The Fresh Loaf

News & Information for Amateur Bakers and Artisan Bread Enthusiasts

Fruit Flies on the Rise-dough?

1doughgirl's picture

Fruit Flies on the Rise-dough?

Fruit flies hover around and even dare to land on my rising dough and my cooling bread. Yelling at them and threatening them with my rolling pin has not scared them away. Is there some sort of netting that would keep them off or other solution?

jcking's picture

Or airline tickets.


MangoChutney's picture

I keep my rising dough covered.  I cover the container with a disposable plastic hair shield, such as is used while coloring hair.  So far I have been re-using them, but they only cost about a dime each if they get damaged.  I usually don't worry about cooling bread, since the crust is still intact.  Lately I have gotten ants in my breadbox, and that bothers me.  I don't like to think the crumb of my loaf has become an ant farm.  I may have to locate a circa 1980s paper bag in my utility room closet, and put my loaf into that.

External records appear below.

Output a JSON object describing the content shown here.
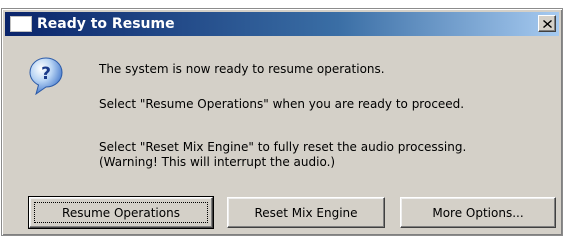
{
  "window": {
    "title": "Ready to Resume",
    "close_icon": "close-icon"
  },
  "dialog": {
    "icon": "question-icon",
    "icon_glyph": "?",
    "messages": [
      "The system is now ready to resume operations.",
      "Select \"Resume Operations\" when you are ready to proceed.",
      "Select \"Reset Mix Engine\" to fully reset the audio processing.",
      "(Warning! This will interrupt the audio.)"
    ]
  },
  "buttons": {
    "resume": "Resume Operations",
    "reset": "Reset Mix Engine",
    "more": "More Options..."
  }
}
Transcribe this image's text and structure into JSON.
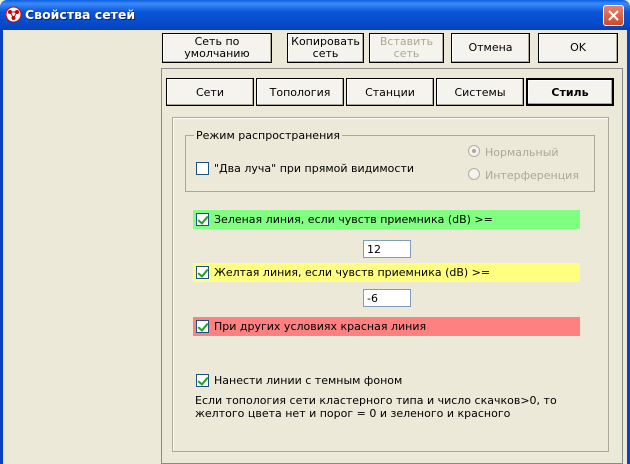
{
  "window": {
    "title": "Свойства сетей"
  },
  "toolbar": {
    "default_label": "Сеть по умолчанию",
    "copy_label": "Копировать сеть",
    "paste_label": "Вставить сеть",
    "cancel_label": "Отмена",
    "ok_label": "OK"
  },
  "tabs": [
    {
      "label": "Сети"
    },
    {
      "label": "Топология"
    },
    {
      "label": "Станции"
    },
    {
      "label": "Системы"
    },
    {
      "label": "Стиль",
      "active": true
    }
  ],
  "propagation": {
    "legend": "Режим распространения",
    "two_ray_label": "\"Два луча\" при прямой видимости",
    "two_ray_checked": false,
    "normal_label": "Нормальный",
    "interference_label": "Интерференция",
    "selected": "normal"
  },
  "lines": {
    "green": {
      "label": "Зеленая линия, если чувств приемника (dB) >=",
      "checked": true,
      "value": "12",
      "color": "#80ff80"
    },
    "yellow": {
      "label": "Желтая линия, если чувств приемника (dB) >=",
      "checked": true,
      "value": "-6",
      "color": "#ffff80"
    },
    "red": {
      "label": "При других условиях красная линия",
      "checked": true,
      "color": "#ff8080"
    }
  },
  "dark_bg": {
    "label": "Нанести линии с темным фоном",
    "checked": true
  },
  "note": "Если топология сети кластерного типа и число скачков>0, то желтого  цвета нет и порог = 0 и зеленого и красного"
}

Edit: I wrapped my loaf in a cotton kitchen cloth - one of those big ones that I use to strain cheese curds from whey.  I think that will stop the ants while not trapping moisture.

PaddyL's picture

I put about an inch of vinegar, preferably apple cider, into a jar, pull a piece of plastic wrap tightly over it and poke a couple of holes in it; the flies get in and can't get out.  The other day, I stupidly left a piece of cut tomato on the counter and it was being devoured by fruit flies, so I stuffed the whole thing into a jar, caught all the flies that way, and threw the whole thing out, jar and all.  I had a beautiful starter completely lost to fruit flies last year, so I've learned to cover my rising dough tightly with plastic wrap to keep the wretches at bay.

clazar123's picture

Fruit flies are very short lived and if you have a lot of them, they are probably living and multiplying somewhere. I usually check my onion basket and potatoes first. Then any fruit,of course. If you can refrigerate the fruit, do so and they will go away quickly once they die off.

When I had a bad infestation,once, I kept vacuuming them up but did use some starter as an attractant.They were on the counter and the cabinets above and all around the food source by the hundreds. I also discovered they LOVE pickles or sauerkraut fermenting. I think they come home from the grocery store on the fruit and veggies and hatch at home.

MangoChutney's picture

To protect starters and other cultures, I use a cotton handkerchief held over the mouth of the jar with a rubber-band.

diverpro94's picture

I have a problem with that, too. I have a 2500 sq. ft. garden and I have a lot of produce that sits on my counter. When one tomato goes soft, a WHOLE swarm of fruit flies attack my kitchen.


Normally, I put foil or plastic wrap over my bowl that my bread is rising in and I stick it into the oven. When I proof my bread, I normally cover my loaves with a slightly damp paper towel (if the dough is low hydration) and cover the whole thing with plastic wrap. Then, I cover my loaves with a tea cloth. I have a slight problem with the edges of my dough sticking to the paper towel, but it isn't that bad and it saves me the effort of having to scare away the flies.

Mini Oven's picture
Mini Oven

The good old fashioned sticky fly tapes.  Come rolled up inside a paper tube with a thumb tack stuck into the end.  Warm with the hands first to loosen the goo.  Hang it where it won't get caught in hair or thrown in the wind.  Believe me, no fun when that happens!  I never could get the tacks to work and hang them on sticks or hooks in the ceiling.  

I've been fighting potato beetles lately.  Using a small jar and knocking them into it.  They are after my eggplants and chewing on my sunflowers and ground cherries.  I have one haphazard potato plant that seems to attract most of them (looks pretty torn up) and when I see them munching, they're doomed!  First place I look.  I just leave the jar sitting nearby with a little soapy water inside ready for action!